Checking In: Women’s History Month
From the beginning of time women have made game-changing contributions to culture and society. In the U.S. we have celebrated Women’s History Month during March since the first presidential proclamation issued in 1980 by President Jimmy Carter. Congress followed suit the next year, passing a resolution establishing a national celebration. Six years later, the National Women’s History Project successfully petitioned Congress to expand the event to the entire month of March.
At Anthem Strong Families (ASF) supporting women and girls is far-reaching. From the commitment of Founder and CEO, Cosette Bowles and having a workforce with 50 percent female representation, to instituting classes and workshops that strengthen families; ASF continues to provide award-winning programs that effect families, many of whom are headed by women.
Women’s History Month is also an opportunity to reflect on the unequal weight women continue to bear in families and communities. The White House proclamation commemorating Women’s History Month brings attention to the crushing effect the pandemic has had on communities of color. “The COVID-19 pandemic has exacerbated barriers that have held back women — particularly women of color — for generations and a disproportionate share of caregiving continues to fall on the shoulders of women. And now, job losses due to COVID-19 have set women’s labor force participation back to its lowest point in more than 30 years — threatening the security and well-being of women and their families…”
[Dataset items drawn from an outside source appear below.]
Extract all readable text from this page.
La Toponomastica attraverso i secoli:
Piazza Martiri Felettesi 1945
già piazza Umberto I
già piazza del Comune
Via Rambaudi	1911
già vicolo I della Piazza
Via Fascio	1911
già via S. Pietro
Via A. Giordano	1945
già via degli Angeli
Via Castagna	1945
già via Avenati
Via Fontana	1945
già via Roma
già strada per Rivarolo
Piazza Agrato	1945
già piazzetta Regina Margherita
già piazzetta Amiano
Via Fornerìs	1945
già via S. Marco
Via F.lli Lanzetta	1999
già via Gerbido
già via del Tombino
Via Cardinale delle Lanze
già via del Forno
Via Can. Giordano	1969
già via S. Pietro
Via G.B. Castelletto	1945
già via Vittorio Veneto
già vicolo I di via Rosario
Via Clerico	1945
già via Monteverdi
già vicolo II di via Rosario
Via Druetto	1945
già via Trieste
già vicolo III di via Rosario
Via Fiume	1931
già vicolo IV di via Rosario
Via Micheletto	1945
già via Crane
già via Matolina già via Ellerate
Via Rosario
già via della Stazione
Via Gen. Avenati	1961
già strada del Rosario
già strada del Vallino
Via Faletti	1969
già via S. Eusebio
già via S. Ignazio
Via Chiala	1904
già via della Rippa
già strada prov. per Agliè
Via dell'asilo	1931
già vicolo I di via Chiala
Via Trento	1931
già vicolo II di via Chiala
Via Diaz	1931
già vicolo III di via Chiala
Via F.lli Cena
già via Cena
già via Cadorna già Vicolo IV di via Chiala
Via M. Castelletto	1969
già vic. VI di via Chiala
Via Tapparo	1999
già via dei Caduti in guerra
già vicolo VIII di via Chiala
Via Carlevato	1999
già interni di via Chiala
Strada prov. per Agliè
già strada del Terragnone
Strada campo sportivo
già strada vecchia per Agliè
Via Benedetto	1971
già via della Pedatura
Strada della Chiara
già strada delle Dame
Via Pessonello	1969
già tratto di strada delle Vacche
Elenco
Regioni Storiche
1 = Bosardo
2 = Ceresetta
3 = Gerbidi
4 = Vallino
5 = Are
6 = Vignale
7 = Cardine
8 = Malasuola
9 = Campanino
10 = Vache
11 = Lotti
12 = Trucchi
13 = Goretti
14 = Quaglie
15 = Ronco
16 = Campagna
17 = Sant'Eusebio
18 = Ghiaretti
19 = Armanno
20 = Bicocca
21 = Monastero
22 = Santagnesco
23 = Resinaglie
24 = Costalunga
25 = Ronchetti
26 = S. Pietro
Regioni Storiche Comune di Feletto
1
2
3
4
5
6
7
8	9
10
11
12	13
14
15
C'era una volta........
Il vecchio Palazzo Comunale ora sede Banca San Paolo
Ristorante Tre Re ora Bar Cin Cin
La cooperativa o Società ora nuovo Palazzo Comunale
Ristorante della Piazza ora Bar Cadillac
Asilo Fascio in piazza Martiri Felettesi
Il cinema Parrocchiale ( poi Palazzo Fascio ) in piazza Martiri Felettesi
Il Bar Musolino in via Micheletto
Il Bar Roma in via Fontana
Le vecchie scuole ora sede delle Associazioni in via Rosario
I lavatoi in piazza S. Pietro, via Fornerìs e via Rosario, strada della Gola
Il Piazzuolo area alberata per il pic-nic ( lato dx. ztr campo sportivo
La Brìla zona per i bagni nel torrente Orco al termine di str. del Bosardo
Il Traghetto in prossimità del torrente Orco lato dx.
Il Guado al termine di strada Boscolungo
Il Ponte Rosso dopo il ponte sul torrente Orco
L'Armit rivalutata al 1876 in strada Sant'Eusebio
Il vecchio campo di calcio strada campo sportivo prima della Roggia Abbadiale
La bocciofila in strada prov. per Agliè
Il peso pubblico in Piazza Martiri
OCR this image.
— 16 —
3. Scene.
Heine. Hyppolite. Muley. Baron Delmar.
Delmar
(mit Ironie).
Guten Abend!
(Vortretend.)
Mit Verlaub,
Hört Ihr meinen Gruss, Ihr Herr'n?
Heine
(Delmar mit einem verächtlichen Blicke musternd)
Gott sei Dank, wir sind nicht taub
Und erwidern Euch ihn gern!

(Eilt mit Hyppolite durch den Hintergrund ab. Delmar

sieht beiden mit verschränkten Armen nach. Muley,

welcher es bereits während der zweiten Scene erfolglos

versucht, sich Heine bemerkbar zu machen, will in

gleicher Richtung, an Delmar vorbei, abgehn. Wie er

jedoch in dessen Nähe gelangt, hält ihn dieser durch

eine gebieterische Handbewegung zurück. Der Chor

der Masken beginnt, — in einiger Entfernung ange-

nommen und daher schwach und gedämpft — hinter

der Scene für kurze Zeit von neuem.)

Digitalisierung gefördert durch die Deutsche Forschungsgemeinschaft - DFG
The statistics bear an alarming uptick about the effects the pandemic is having on families:
- The share of mothers who have left the labor force is three times that of fathers.
- In September 2020 alone, an astonishing 865,000 women dropped out of the American workforce.
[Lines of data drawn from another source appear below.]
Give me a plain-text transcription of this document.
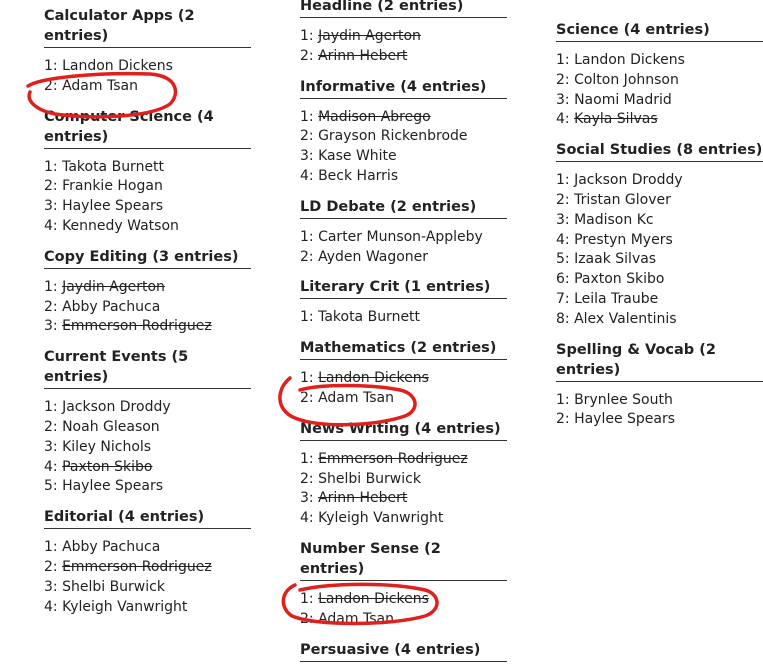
Calculator Apps (2 entries)
1: Landon Dickens
2: Adam Tsan
Computer Science (4 entries)
1: Takota Burnett
2: Frankie Hogan
3: Haylee Spears
4: Kennedy Watson
Copy Editing (3 entries)
1: Jaydin Agerton
2: Abby Pachuca
3: Emmerson Rodriguez
Current Events (5 entries)
1: Jackson Droddy
2: Noah Gleason
3: Kiley Nichols
4: Paxton Skibo
5: Haylee Spears
Editorial (4 entries)
1: Abby Pachuca
2: Emmerson Rodriguez
3: Shelbi Burwick
4: Kyleigh Vanwright
Headline (2 entries)
1: Jaydin Agerton
2: Arinn Hebert
Informative (4 entries)
1: Madison Abrego
2: Grayson Rickenbrode
3: Kase White
4: Beck Harris
LD Debate (2 entries)
1: Carter Munson-Appleby
2: Ayden Wagoner
Literary Crit (1 entries)
1: Takota Burnett
Mathematics (2 entries)
1: Landon Dickens
2: Adam Tsan
News Writing (4 entries)
1: Emmerson Rodriguez
2: Shelbi Burwick
3: Arinn Hebert
4: Kyleigh Vanwright
Number Sense (2 entries)
1: Landon Dickens
2: Adam Tsan
Persuasive (4 entries)
Science (4 entries)
1: Landon Dickens
2: Colton Johnson
3: Naomi Madrid
4: Kayla Silvas
Social Studies (8 entries)
1: Jackson Droddy
2: Tristan Glover
3: Madison Kc
4: Prestyn Myers
5: Izaak Silvas
6: Paxton Skibo
7: Leila Traube
8: Alex Valentinis
Spelling & Vocab (2 entries)
1: Brynlee South
2: Haylee Spears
- Women are disproportionately facing higher rates of unemployment.
- Food insecurity has risen dramatically since the pandemic began, particularly in female-headed households with children, as have reports of intimate partner violence.
According to The Texas Women’s Foundation, women in Texas are more likely to live in poverty, face high housing burdens and be responsible for childcare. The foundation reports that even though the population of Texas women has grown by 19 percent in the last 10-years, women will face huge economic and health disparities. While it is always great to celebrate successes, contributions, and achievements, it is also important to remember that we still must roll up our sleeves and get to work to alleviate the barriers that affect women and their children.